Gov. Murphy’s innovation plan: Visionary, comprehensive and a great start

James Barrood of the New Jersey Tech Council.

The New Jersey Tech Council has brought together and represented the state’s regional technology communities for over 20 years, and we’ve always prioritized strengthening the local ecosystem that supports our innovators and entrepreneurs. So, we listened with great anticipation as Gov. Phil Murphy presented his new economic development plan. We’re pleased to say it’s remarkably visionary and thorough.

The governor first noted that New Jersey has a tremendous legacy of innovation and entrepreneurship that has driven economic growth for the entire country, but, in the past 10 years, we’ve lagged most states in supporting and benefiting from the innovation economy. That’s a point we’ve made often. We’re pleased that Murphy has placed the objective of nurturing innovation-driven economic growth front and center, and his team seems equally committed to fully leveraging the state’s extraordinary resources.

In discussing his commitment to renewable energy, Murphy went well beyond generalities about energy self-sufficiency. In addition to announcing a new Wind Institute, he outlined intentions to revamp port and supply chain infrastructure to support a renewables-friendly energy grid that promotes economic development. His plan’s breadth and ambition offer opportunities for virtually everyone to participate.

I particularly applaud his announcement of the Innovation Evergreen Fund. It aligns perfectly with our own efforts to provide more investment for brilliant entrepreneurs and innovative startups via Tech Council Ventures, a venture firm now raising its second fund, and JumpStart, our angel network.
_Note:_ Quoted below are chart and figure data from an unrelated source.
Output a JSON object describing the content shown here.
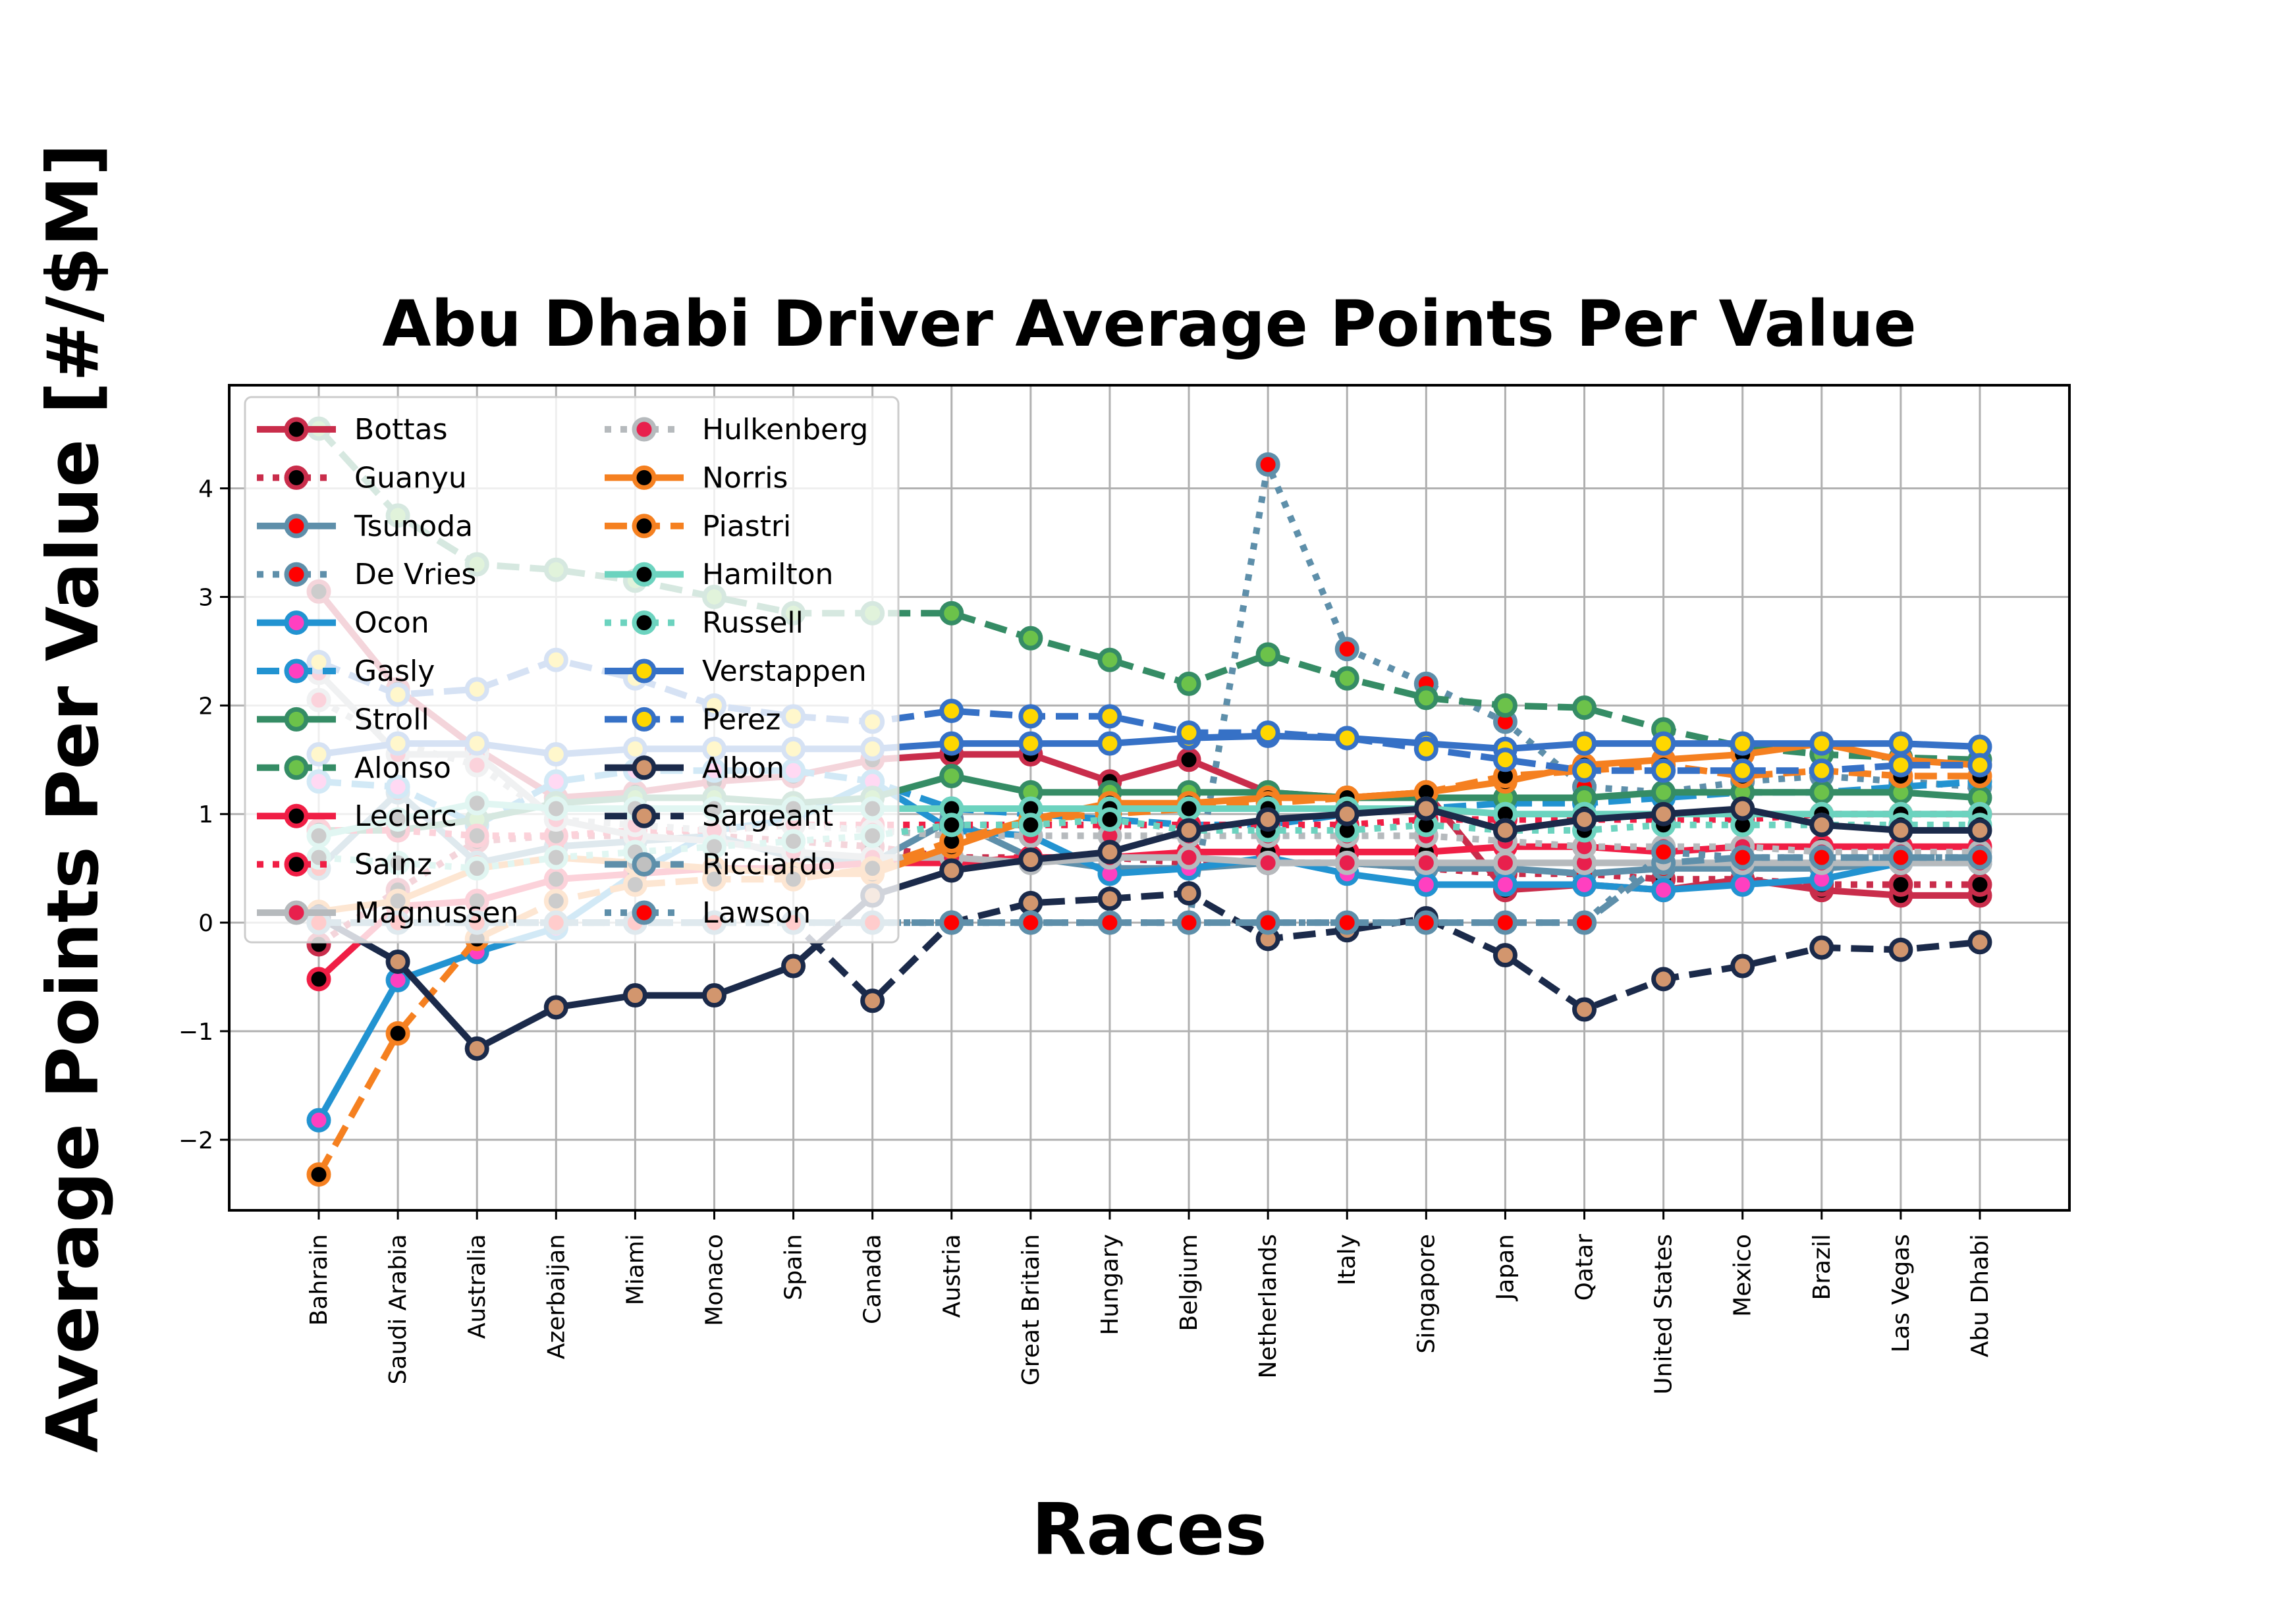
{
  "chart_data": {
    "type": "line",
    "title": "Abu Dhabi Driver Average Points Per Value",
    "xlabel": "Races",
    "ylabel": "Average Points Per Value [#/$M]",
    "ylim": [
      -2.65,
      4.95
    ],
    "yticks": [
      -2,
      -1,
      0,
      1,
      2,
      3,
      4
    ],
    "ytick_labels": [
      "−2",
      "−1",
      "0",
      "1",
      "2",
      "3",
      "4"
    ],
    "grid": true,
    "legend_placement": "top-left",
    "categories": [
      "Bahrain",
      "Saudi Arabia",
      "Australia",
      "Azerbaijan",
      "Miami",
      "Monaco",
      "Spain",
      "Canada",
      "Austria",
      "Great Britain",
      "Hungary",
      "Belgium",
      "Netherlands",
      "Italy",
      "Singapore",
      "Japan",
      "Qatar",
      "United States",
      "Mexico",
      "Brazil",
      "Las Vegas",
      "Abu Dhabi"
    ],
    "series": [
      {
        "name": "Bottas",
        "color": "#c92d4b",
        "marker_face": "#000000",
        "dash": "solid",
        "values": [
          3.05,
          2.15,
          1.6,
          1.15,
          1.2,
          1.3,
          1.35,
          1.5,
          1.55,
          1.55,
          1.3,
          1.5,
          1.2,
          1.15,
          1.2,
          0.3,
          0.35,
          0.3,
          0.4,
          0.3,
          0.25,
          0.25
        ]
      },
      {
        "name": "Guanyu",
        "color": "#c92d4b",
        "marker_face": "#000000",
        "dash": "dotted",
        "values": [
          -0.2,
          0.3,
          0.75,
          0.8,
          0.8,
          0.8,
          0.75,
          0.7,
          0.6,
          0.6,
          0.6,
          0.55,
          0.55,
          0.55,
          0.5,
          0.45,
          0.45,
          0.4,
          0.4,
          0.35,
          0.35,
          0.35
        ]
      },
      {
        "name": "Tsunoda",
        "color": "#5e8faa",
        "marker_face": "#ff0000",
        "dash": "solid",
        "values": [
          0.5,
          1.2,
          0.55,
          0.7,
          0.75,
          0.8,
          0.6,
          0.55,
          0.95,
          0.6,
          0.5,
          0.5,
          0.55,
          0.55,
          0.5,
          0.5,
          0.45,
          0.5,
          0.5,
          0.5,
          0.55,
          0.55
        ]
      },
      {
        "name": "De Vries",
        "color": "#5e8faa",
        "marker_face": "#ff0000",
        "dash": "dotted",
        "values": [
          0.0,
          0.0,
          0.0,
          0.0,
          0.0,
          0.0,
          0.0,
          0.0,
          0.0,
          0.0,
          0.0,
          0.0,
          4.22,
          2.52,
          2.2,
          1.85,
          1.25,
          1.2,
          1.3,
          1.35,
          1.3,
          1.25
        ]
      },
      {
        "name": "Ocon",
        "color": "#2293d1",
        "marker_face": "#ff40c0",
        "dash": "solid",
        "values": [
          -1.82,
          -0.53,
          -0.27,
          -0.05,
          0.45,
          0.85,
          0.95,
          1.3,
          0.85,
          0.8,
          0.45,
          0.5,
          0.6,
          0.45,
          0.35,
          0.35,
          0.35,
          0.3,
          0.35,
          0.4,
          0.55,
          0.55
        ]
      },
      {
        "name": "Gasly",
        "color": "#2293d1",
        "marker_face": "#ff40c0",
        "dash": "dashed",
        "values": [
          1.3,
          1.25,
          0.9,
          1.3,
          1.4,
          1.4,
          1.4,
          1.3,
          1.05,
          1.0,
          0.95,
          0.9,
          0.9,
          1.0,
          1.05,
          1.1,
          1.1,
          1.15,
          1.2,
          1.2,
          1.25,
          1.3
        ]
      },
      {
        "name": "Stroll",
        "color": "#358c65",
        "marker_face": "#6cc24a",
        "dash": "solid",
        "values": [
          0.85,
          0.85,
          0.95,
          1.1,
          1.15,
          1.15,
          1.1,
          1.15,
          1.35,
          1.2,
          1.2,
          1.2,
          1.2,
          1.15,
          1.15,
          1.15,
          1.15,
          1.2,
          1.2,
          1.2,
          1.2,
          1.15
        ]
      },
      {
        "name": "Alonso",
        "color": "#358c65",
        "marker_face": "#6cc24a",
        "dash": "dashed",
        "values": [
          4.55,
          3.75,
          3.3,
          3.25,
          3.15,
          3.0,
          2.85,
          2.85,
          2.85,
          2.62,
          2.42,
          2.2,
          2.47,
          2.25,
          2.07,
          2.0,
          1.98,
          1.78,
          1.62,
          1.55,
          1.52,
          1.5
        ]
      },
      {
        "name": "Leclerc",
        "color": "#f01e45",
        "marker_face": "#000000",
        "dash": "solid",
        "values": [
          -0.52,
          0.15,
          0.2,
          0.4,
          0.45,
          0.5,
          0.5,
          0.55,
          0.55,
          0.6,
          0.6,
          0.65,
          0.65,
          0.65,
          0.65,
          0.7,
          0.7,
          0.65,
          0.7,
          0.7,
          0.7,
          0.7
        ]
      },
      {
        "name": "Sainz",
        "color": "#f01e45",
        "marker_face": "#000000",
        "dash": "dotted",
        "values": [
          0.85,
          0.85,
          0.8,
          0.8,
          0.85,
          0.85,
          0.9,
          0.9,
          0.9,
          0.9,
          0.9,
          0.9,
          0.9,
          0.9,
          0.95,
          0.95,
          0.95,
          0.95,
          0.95,
          1.0,
          1.0,
          1.0
        ]
      },
      {
        "name": "Magnussen",
        "color": "#b6babd",
        "marker_face": "#e8204d",
        "dash": "solid",
        "values": [
          2.3,
          1.55,
          1.55,
          0.95,
          0.8,
          0.75,
          0.65,
          0.6,
          0.6,
          0.55,
          0.6,
          0.6,
          0.55,
          0.55,
          0.55,
          0.55,
          0.55,
          0.55,
          0.55,
          0.55,
          0.55,
          0.55
        ]
      },
      {
        "name": "Hulkenberg",
        "color": "#b6babd",
        "marker_face": "#e8204d",
        "dash": "dotted",
        "values": [
          2.05,
          1.65,
          1.45,
          0.95,
          0.9,
          0.85,
          0.9,
          0.85,
          0.8,
          0.8,
          0.8,
          0.8,
          0.8,
          0.8,
          0.8,
          0.75,
          0.7,
          0.7,
          0.7,
          0.65,
          0.65,
          0.65
        ]
      },
      {
        "name": "Norris",
        "color": "#f58020",
        "marker_face": "#000000",
        "dash": "solid",
        "values": [
          0.1,
          0.2,
          0.5,
          0.6,
          0.55,
          0.5,
          0.45,
          0.45,
          0.7,
          0.95,
          1.1,
          1.1,
          1.15,
          1.15,
          1.2,
          1.3,
          1.45,
          1.5,
          1.55,
          1.65,
          1.5,
          1.45
        ]
      },
      {
        "name": "Piastri",
        "color": "#f58020",
        "marker_face": "#000000",
        "dash": "dashed",
        "values": [
          -2.32,
          -1.02,
          -0.15,
          0.2,
          0.35,
          0.4,
          0.4,
          0.5,
          0.75,
          0.95,
          1.0,
          1.05,
          1.1,
          1.15,
          1.2,
          1.35,
          1.4,
          1.45,
          1.35,
          1.4,
          1.35,
          1.35
        ]
      },
      {
        "name": "Hamilton",
        "color": "#6cd3bf",
        "marker_face": "#000000",
        "dash": "solid",
        "values": [
          0.8,
          0.95,
          1.1,
          1.05,
          1.05,
          1.05,
          1.05,
          1.05,
          1.05,
          1.05,
          1.05,
          1.05,
          1.05,
          1.05,
          1.05,
          1.0,
          1.0,
          1.0,
          1.0,
          1.0,
          1.0,
          1.0
        ]
      },
      {
        "name": "Russell",
        "color": "#6cd3bf",
        "marker_face": "#000000",
        "dash": "dotted",
        "values": [
          0.6,
          0.55,
          0.5,
          0.6,
          0.65,
          0.7,
          0.75,
          0.8,
          0.9,
          0.9,
          0.95,
          0.85,
          0.85,
          0.85,
          0.9,
          0.85,
          0.85,
          0.9,
          0.9,
          0.9,
          0.9,
          0.9
        ]
      },
      {
        "name": "Verstappen",
        "color": "#3671c6",
        "marker_face": "#ffd700",
        "dash": "solid",
        "values": [
          1.55,
          1.65,
          1.65,
          1.55,
          1.6,
          1.6,
          1.6,
          1.6,
          1.65,
          1.65,
          1.65,
          1.7,
          1.72,
          1.7,
          1.65,
          1.6,
          1.65,
          1.65,
          1.65,
          1.65,
          1.65,
          1.62
        ]
      },
      {
        "name": "Perez",
        "color": "#3671c6",
        "marker_face": "#ffd700",
        "dash": "dashed",
        "values": [
          2.4,
          2.1,
          2.15,
          2.42,
          2.25,
          2.0,
          1.9,
          1.85,
          1.95,
          1.9,
          1.9,
          1.75,
          1.75,
          1.7,
          1.6,
          1.5,
          1.4,
          1.4,
          1.4,
          1.4,
          1.45,
          1.45
        ]
      },
      {
        "name": "Albon",
        "color": "#1b2a4a",
        "marker_face": "#d2966e",
        "dash": "solid",
        "values": [
          0.05,
          -0.36,
          -1.16,
          -0.78,
          -0.67,
          -0.67,
          -0.4,
          0.25,
          0.48,
          0.58,
          0.65,
          0.85,
          0.95,
          1.0,
          1.05,
          0.85,
          0.95,
          1.0,
          1.05,
          0.9,
          0.85,
          0.85
        ]
      },
      {
        "name": "Sargeant",
        "color": "#1b2a4a",
        "marker_face": "#d2966e",
        "dash": "dashed",
        "values": [
          0.0,
          0.0,
          0.0,
          0.0,
          0.0,
          0.0,
          0.0,
          -0.72,
          0.0,
          0.18,
          0.22,
          0.27,
          -0.15,
          -0.07,
          0.04,
          -0.3,
          -0.8,
          -0.52,
          -0.4,
          -0.23,
          -0.25,
          -0.18
        ]
      },
      {
        "name": "Ricciardo",
        "color": "#5e8faa",
        "marker_face": "#c0c0c0",
        "dash": "dashed",
        "values": [
          0.0,
          0.0,
          0.0,
          0.0,
          0.0,
          0.0,
          0.0,
          0.0,
          0.0,
          0.0,
          0.0,
          0.0,
          0.0,
          0.0,
          0.0,
          0.0,
          0.0,
          0.55,
          0.6,
          0.6,
          0.6,
          0.6
        ]
      },
      {
        "name": "Lawson",
        "color": "#5e8faa",
        "marker_face": "#ff0000",
        "dash": "dotted",
        "values": [
          0.0,
          0.0,
          0.0,
          0.0,
          0.0,
          0.0,
          0.0,
          0.0,
          0.0,
          0.0,
          0.0,
          0.0,
          0.0,
          0.0,
          0.0,
          0.0,
          0.0,
          0.65,
          0.6,
          0.6,
          0.6,
          0.6
        ]
      }
    ]
  }
}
Murphy’s creative approach for capitalizing the fund won’t just attract capital cost-effectively: it will engage the larger corporate community in supporting our innovation ecosystem. The fund will provide tremendous leverage for our own venture fund, as well as other investors in New Jersey, from in-state and out of state. It’s the quintessential example of a visionary government-led initiative that could transform our economy.

While Murphy’s plan is excellent, we still face great challenges. One is the limited pipeline of strong entrepreneurs graduating from our schools and accelerators. There are plenty of reasons for that; not least, mounting tuition debt that makes it harder for graduates to risk entrepreneurship.

From many years leading an entrepreneurship center, I know pipelines take time to build — and we must start now. I’m hopeful the governor’s leadership will help us educate and inspire many more of our students to be more entrepreneurial; they’ll need these skills more than ever.

Our great colleges and universities offer many novel programs to promote entrepreneurship; we need to scale them. So, too, we must offer opportunities and encouragement for students to participate in intensive bootcamps to master key startup skills.

At the Tech Council, we’re eager to bring our 1,000-plus member companies and the investor and entrepreneurial communities to the table to further these goals. In the meantime, we need to attract entrepreneurs from all over to set up shop here.

That’s where novel programs like free rent at co-working spaces and accelerators will help, as well as more tax incentives we’re hopeful will be announced soon. Of course, we also need to attract smart immigrants, notwithstanding problematic federal policies that are dissuading great people we desperately need. As America’s most diverse state, we need to signal a global welcome that helps us fill our innovation pipeline as we build homegrown talent.

With a visionary businessperson leading the state, I’ve been hoping for some “Bloombergian” magic. It appears that some of my dreams are being realized. It’s a strong start, but sustained energy, investment and leadership will be critical. Other ecosystems are racing us to goalposts that keep moving. To build on our great strengths, we’ll have to collaborate more creatively and vigorously than ever before: industry, investors, government, academia, communities, nonprofits, Democrats, Republicans, everyone.

James Barrood is CEO and president of the New Jersey Tech Council.